Autoimmunity is attributed to a dysregulation of the adaptive immune response that results in targeting of the body’s own healthy tissues by immune cells. The exact origins of autoimmune responses remain elusive, but a combination of genetic1 and environmental factors2 appear to contribute to the pathogenesis of various autoimmune diseases (ADs). Further adding to this complexity is the various cell types and signaling molecules comprising the biological mechanisms underlying ADs. One cell type, naïve CD4+ T cells, is of particular importance given their ability to modulate pro-inflammatory and anti-inflammatory signals via their differentiation into various T helper (Th) cell lineages. Since inflammation is a hallmark sign of autoimmunity, the balance between Th cell lineages has huge implications for the progression of ADs. This post will provide a brief overview of the differentiation of various Th cell subtypes and the implication of those subtypes in inflammation/autoimmunity. Subsequent posts will explore specific cytokines secreted by Th cell lineages and the role they play in mediating inflammatory responses and autoimmune diseases, namely rheumatoid arthritis.
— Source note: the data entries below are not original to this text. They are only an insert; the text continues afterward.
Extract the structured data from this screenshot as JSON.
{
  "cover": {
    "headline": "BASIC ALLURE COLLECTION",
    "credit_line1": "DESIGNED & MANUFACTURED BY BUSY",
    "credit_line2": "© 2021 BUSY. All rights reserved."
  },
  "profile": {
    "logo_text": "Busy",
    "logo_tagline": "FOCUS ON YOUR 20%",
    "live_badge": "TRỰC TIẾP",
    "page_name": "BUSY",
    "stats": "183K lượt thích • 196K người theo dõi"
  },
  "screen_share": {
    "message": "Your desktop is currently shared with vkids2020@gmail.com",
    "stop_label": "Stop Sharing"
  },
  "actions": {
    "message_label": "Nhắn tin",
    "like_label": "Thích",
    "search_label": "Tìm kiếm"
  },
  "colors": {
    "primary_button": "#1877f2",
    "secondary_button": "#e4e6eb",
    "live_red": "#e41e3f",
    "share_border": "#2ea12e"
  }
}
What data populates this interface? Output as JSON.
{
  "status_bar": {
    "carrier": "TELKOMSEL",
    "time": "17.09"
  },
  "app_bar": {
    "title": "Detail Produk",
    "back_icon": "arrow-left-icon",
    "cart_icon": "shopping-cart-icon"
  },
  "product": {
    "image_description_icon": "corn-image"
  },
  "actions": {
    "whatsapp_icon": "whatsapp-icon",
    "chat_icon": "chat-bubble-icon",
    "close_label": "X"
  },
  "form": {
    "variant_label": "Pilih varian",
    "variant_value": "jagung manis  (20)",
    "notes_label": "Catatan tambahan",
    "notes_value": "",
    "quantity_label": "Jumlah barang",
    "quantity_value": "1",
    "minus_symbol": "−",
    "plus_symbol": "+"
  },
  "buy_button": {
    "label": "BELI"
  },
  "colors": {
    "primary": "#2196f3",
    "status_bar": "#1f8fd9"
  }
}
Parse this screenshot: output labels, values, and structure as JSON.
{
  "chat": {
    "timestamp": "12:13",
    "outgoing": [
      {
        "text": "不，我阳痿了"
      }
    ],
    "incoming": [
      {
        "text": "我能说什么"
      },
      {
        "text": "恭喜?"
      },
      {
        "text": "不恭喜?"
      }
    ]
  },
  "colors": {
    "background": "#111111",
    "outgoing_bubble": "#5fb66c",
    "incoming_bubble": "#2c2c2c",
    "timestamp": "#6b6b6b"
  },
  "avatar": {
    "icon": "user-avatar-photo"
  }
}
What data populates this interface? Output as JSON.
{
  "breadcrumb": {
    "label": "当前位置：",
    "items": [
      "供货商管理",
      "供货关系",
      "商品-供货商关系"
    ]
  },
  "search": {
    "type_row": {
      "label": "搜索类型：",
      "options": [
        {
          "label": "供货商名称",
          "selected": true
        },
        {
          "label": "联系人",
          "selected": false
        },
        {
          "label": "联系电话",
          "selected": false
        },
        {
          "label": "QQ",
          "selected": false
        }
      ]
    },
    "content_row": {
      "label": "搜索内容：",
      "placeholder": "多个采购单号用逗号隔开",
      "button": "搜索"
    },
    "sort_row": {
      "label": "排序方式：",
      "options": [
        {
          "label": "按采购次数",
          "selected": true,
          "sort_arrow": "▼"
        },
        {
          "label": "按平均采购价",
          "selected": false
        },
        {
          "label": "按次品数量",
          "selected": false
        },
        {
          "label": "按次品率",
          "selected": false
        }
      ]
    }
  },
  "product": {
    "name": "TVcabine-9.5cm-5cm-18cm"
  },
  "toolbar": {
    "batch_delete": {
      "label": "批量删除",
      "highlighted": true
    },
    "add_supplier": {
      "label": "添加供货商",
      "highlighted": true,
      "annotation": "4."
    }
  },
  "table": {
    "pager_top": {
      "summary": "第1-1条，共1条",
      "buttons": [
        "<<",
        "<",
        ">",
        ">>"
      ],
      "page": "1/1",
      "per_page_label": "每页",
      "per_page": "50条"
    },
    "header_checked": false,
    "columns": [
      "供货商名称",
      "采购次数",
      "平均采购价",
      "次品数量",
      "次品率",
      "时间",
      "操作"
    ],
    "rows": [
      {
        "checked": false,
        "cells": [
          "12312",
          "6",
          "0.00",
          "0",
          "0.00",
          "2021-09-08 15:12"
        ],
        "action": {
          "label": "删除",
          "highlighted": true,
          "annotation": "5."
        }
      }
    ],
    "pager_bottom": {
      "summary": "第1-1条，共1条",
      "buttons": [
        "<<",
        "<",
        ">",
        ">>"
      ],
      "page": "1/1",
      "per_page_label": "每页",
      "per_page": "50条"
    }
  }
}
The adaptive immune response begins when antigen-presenting cells (APCs), such as macrophages and dendritic cells, engulf a foreign substance and process it to produce small peptides (i.e. antigens). These antigens are then “presented” to naïve CD4+ T cells via major histocompatibility complex (MHC) molecules on the surface of APCs. Naïve CD4+ T cells that express T-cell receptors complimentary to the presented antigen will interact with the APC and begin to undergo differentiation to a subtype of T helper cells. There are several factors that contribute to determining which Th cell type is produced3, but the cytokine profile of the CD4+ T cell microenvironment appears to be key4. The first T helper cell lineages identified, type 1 helper T cells (Th1 cells) and type 2 helper T cells (Th2), were discovered in 1986 after experiments in murine models5.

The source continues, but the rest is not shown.